A former Russian state tv journalist who staged an on-air protest after the Kremlin launched its full-scale invasion of Ukraine was sentenced in absentia on Wednesday to eight and a half years in a jail colony on expenses of spreading false details about Russia’s military.
The journalist, Marina Ovsyannikova, who lives in France after escaping home arrest in Moscow final 12 months, stormed a dwell broadcast of Russia’s most watched information program with a placard that learn, “They’re mendacity to you,” weeks after the invasion started in February 2022.
The sentence, handed down by the Basmanny District Court docket in Moscow, and the home arrest have been associated to a separate protest that Ms. Ovsyannikova held in July final 12 months. In that demonstration, she stood on an embankment throughout from the Kremlin and held an indication studying, “Putin is a assassin, his troopers are fascists.”
In a publish Tuesday on the Telegram app earlier than the sentence was introduced, Ms. Ovsyannikova referred to as the fees towards her “absurd” and “politically motivated.” She had acquired a number of fines for her protests earlier than being arrested.
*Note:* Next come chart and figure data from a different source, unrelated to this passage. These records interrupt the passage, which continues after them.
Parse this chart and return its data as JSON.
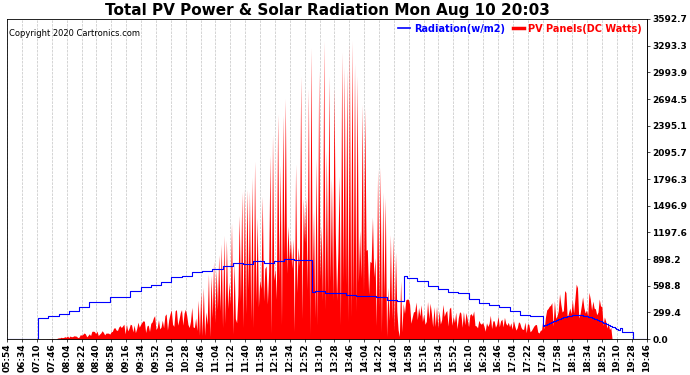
{
  "title": "Total PV Power & Solar Radiation Mon Aug 10 20:03",
  "copyright": "Copyright 2020 Cartronics.com",
  "legend_radiation": "Radiation(w/m2)",
  "legend_pv": "PV Panels(DC Watts)",
  "ylabel_right_ticks": [
    0.0,
    299.4,
    598.8,
    898.2,
    1197.6,
    1496.9,
    1796.3,
    2095.7,
    2395.1,
    2694.5,
    2993.9,
    3293.3,
    3592.7
  ],
  "ymax": 3592.7,
  "ymin": 0.0,
  "bg_color": "#ffffff",
  "plot_bg_color": "#ffffff",
  "grid_color": "#aaaaaa",
  "pv_color": "#ff0000",
  "radiation_color": "#0000ff",
  "title_fontsize": 11,
  "tick_fontsize": 6.5,
  "n_points": 500,
  "tick_labels": [
    "05:54",
    "06:34",
    "07:10",
    "07:46",
    "08:04",
    "08:22",
    "08:40",
    "08:58",
    "09:16",
    "09:34",
    "09:52",
    "10:10",
    "10:28",
    "10:46",
    "11:04",
    "11:22",
    "11:40",
    "11:58",
    "12:16",
    "12:34",
    "12:52",
    "13:10",
    "13:28",
    "13:46",
    "14:04",
    "14:22",
    "14:40",
    "14:58",
    "15:16",
    "15:34",
    "15:52",
    "16:10",
    "16:28",
    "16:46",
    "17:04",
    "17:22",
    "17:40",
    "17:58",
    "18:16",
    "18:34",
    "18:52",
    "19:10",
    "19:28",
    "19:46"
  ]
}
Because the full-scale invasion of Ukraine started, Russia has clamped down tougher on information and free speech than at any time in President Vladimir V. Putin’s greater than twenty years in energy. Practically 20,000 folks have been detained for “antiwar positions” since February 2022, in keeping with OVD-Information, a rights group that experiences on repression in Russia. Some journalists and activists who criticized the Kremlin and the struggle in Ukraine have been given jail sentences so long as 25 years.
Ms. Ovsyannikova, who was born in Odesa, Ukraine, to a Russian mom and a Ukrainian father, labored for twenty years as a journalist on Channel 1, a Russian state-run broadcaster whose flagship information program, “Vremya,” is seen as a mouthpiece for Kremlin propaganda.
“Typically I ask myself, may I’ve stayed silent?” Ms. Ovsyannikova wrote in her publish on Telegram on Tuesday. “No, I couldn’t have. To remain silent throughout a second of aggression is to grow to be an confederate to the crime.”